To add to the intrigue, Vincent (Vincent Lindon), the father of the missing boy Adrien (whom Alexia incorporates by making his female forms disappear), welcomes him into his house without DNA testing or other questions. Psychologically disturbed and quite muscular at 62 years old, the actor represents the limit of the human structure with drug injections to strengthen him. A parallel that causes tensions on the scourge of the body resulting from the mutilations practiced by Alexia and the firefighters, since he is a firefighter.

Titanium tests the limit between human brute force and mechanical power. Between the continuous pain and the incessant itching, which causes Alexia to scratch her stomach, the tension is projected by the birth of the fruit of a night of lust between the car and the protagonist. The birth scene, however, does not generate the expected climax. Despite the possible allusion to Ridley Scott’s Eighth Passenger Alien (1979), the birth is a defeat for Alexia and redemption for Vicente, after a strange closeness between him and his stepson Adrien.

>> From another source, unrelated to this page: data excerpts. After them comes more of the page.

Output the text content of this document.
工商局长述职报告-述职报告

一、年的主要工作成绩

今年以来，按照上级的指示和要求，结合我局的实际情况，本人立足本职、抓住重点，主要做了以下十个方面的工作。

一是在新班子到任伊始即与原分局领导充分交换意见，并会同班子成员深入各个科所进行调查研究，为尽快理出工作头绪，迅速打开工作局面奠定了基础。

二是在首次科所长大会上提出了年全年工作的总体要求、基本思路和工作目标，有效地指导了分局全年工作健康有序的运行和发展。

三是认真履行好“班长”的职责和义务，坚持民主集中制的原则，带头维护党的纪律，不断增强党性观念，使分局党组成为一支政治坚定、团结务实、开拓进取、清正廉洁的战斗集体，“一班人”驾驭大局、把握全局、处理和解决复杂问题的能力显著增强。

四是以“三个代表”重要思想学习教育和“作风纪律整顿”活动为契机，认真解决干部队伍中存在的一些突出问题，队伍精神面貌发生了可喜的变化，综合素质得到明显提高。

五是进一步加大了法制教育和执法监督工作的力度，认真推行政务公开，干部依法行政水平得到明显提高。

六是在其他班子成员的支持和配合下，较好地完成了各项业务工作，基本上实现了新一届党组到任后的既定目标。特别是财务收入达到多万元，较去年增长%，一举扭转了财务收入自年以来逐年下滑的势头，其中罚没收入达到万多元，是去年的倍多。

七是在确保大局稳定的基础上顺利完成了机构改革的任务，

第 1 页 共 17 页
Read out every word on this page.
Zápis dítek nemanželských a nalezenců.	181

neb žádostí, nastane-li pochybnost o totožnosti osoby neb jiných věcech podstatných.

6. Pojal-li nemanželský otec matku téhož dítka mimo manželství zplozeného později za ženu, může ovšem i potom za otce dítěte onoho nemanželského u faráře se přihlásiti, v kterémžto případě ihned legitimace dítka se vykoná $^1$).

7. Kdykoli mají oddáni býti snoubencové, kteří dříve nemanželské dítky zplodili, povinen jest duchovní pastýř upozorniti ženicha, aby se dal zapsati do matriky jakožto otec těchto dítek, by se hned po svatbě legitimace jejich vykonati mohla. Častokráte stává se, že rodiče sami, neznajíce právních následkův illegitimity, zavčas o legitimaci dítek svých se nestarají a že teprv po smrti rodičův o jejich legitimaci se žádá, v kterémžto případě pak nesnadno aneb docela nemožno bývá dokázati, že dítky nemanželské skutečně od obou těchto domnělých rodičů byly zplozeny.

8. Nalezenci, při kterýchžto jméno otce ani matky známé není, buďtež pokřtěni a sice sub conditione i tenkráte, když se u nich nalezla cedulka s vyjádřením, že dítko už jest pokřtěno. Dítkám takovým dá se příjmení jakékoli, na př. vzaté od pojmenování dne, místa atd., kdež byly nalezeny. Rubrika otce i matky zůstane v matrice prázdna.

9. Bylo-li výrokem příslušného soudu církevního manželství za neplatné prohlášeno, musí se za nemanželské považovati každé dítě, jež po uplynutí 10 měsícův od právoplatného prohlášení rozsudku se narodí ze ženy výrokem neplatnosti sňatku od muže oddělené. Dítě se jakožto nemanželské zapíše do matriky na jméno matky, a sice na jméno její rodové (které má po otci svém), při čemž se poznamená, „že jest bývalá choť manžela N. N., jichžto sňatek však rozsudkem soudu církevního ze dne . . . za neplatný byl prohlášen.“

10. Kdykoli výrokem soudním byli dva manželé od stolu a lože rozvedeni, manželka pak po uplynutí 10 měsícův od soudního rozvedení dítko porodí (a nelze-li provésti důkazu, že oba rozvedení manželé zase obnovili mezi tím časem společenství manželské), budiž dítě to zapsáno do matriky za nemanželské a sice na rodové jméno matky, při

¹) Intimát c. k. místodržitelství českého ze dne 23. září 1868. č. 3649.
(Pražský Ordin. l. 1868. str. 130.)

Like Jordan Peele, Julia Ducournau slipped into the syndrome of the second fantastic film, that is to say after a dizzying debut in cinema, just like Run! (2017), by Peele, the director cannot retain the charm and surprise of the first project. With Knots (2019) Jordan created an interesting private world that failed to tie its own knots. In Titane, the French filmmaker presents an unsupervised spectacle of horrors and turmoil. As part of the perversion program, it can be entertaining, but it takes more context to mark the audience.

** Films seen at the Cannes Film Festival on July 14.